I did a bit of digging into how this all works, and the problem might be that the global multiprocessing option is propagated when creating the RunnerClient shared between worker threads, meaning that by default the LazyLoader created underneath will not be thread-safe, despite being used in a threaded environment. Perhaps multiprocessing should be forced to false in the reactor's options?

Edit: By this I mean in the ReactWrap class, which is specifically using threads.

Changing this line to the following appears to alleviate my issues:

self.opts = opts.copy()
self.opts['multiprocessing'] = False

@anitakrueger
Copy link
Contributor

@calc84maniac This sounds like the issue here. In my case, I am trying to create 2 cloud servers in quick succession, where both salt/cloud/*/created events kick off orchestrations via the reactor. I have tried to set 'multiprocessing' to False like you suggested, but my reactor still dies.

Our case relies heavily on the reactor for after cloud-instance creation processing which now fails because of the reactor throwing the error above. We also have other reactor events that are now not being processed :( the only thing that fixes the situation is a salt-master restart.
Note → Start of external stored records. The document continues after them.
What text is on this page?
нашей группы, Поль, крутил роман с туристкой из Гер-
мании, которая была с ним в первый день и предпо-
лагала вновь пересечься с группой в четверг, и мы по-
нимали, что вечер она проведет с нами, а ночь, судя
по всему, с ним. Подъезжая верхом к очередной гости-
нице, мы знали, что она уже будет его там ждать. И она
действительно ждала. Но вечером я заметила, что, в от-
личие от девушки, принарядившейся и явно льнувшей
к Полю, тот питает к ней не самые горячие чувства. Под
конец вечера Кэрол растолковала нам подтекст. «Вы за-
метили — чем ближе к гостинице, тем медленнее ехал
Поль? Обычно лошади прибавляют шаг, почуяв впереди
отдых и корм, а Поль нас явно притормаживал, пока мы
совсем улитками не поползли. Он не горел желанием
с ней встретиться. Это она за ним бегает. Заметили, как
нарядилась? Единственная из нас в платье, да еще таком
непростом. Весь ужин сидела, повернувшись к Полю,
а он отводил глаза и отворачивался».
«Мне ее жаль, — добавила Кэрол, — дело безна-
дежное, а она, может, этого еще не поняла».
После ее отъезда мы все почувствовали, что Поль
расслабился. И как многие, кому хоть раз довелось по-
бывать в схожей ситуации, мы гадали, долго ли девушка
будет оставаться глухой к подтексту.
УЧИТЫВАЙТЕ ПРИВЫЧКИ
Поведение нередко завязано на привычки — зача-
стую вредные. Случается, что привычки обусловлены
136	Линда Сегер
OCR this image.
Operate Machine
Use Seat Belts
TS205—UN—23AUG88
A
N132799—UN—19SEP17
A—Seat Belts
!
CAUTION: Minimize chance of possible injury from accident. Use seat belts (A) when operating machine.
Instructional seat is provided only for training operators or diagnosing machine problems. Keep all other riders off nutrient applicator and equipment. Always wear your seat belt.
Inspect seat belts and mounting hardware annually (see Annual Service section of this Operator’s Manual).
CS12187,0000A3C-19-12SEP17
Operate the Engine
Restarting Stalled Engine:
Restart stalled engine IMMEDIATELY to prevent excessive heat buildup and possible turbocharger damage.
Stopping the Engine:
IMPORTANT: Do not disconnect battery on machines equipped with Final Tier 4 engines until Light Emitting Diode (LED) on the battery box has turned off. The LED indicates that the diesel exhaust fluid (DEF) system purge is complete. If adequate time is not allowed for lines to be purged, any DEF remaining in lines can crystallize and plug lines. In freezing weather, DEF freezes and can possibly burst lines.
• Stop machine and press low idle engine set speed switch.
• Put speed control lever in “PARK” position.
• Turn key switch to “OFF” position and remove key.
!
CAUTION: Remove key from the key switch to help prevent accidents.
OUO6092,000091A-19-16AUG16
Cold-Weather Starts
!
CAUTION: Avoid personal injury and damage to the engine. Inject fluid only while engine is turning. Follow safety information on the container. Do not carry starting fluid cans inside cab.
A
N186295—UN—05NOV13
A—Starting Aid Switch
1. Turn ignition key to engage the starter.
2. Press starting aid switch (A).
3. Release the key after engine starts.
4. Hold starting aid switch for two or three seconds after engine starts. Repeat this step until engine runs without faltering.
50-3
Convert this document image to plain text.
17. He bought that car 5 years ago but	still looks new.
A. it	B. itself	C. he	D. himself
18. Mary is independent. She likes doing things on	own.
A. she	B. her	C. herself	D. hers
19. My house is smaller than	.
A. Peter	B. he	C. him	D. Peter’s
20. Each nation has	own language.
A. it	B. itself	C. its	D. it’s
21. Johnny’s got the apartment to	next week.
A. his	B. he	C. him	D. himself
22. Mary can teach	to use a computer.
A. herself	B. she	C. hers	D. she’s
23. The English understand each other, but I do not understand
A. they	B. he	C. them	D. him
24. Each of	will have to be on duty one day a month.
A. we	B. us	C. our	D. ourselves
Where would I set reactor_worker_threads: 1? In the master config? Also what happens in that case when multiple events arrive at the same time?

@hupebln
Copy link

hupebln commented May 31, 2018

I am in the same boat and have disabled the multiprocessing for now. But cannot really say if it comes back again.
@calc84maniac have you changed it in the code itself? Why not just set in the config? Wasn't it working this way?
But that issue is a really blocker for me at the moment as almost all of my processes are using reactors in some way.

@calc84maniac
Copy link

Sorry, it does look like that didn't fully fix the problem after all, after further testing. But I feel like it's still some kind of race condition with the loader, regardless.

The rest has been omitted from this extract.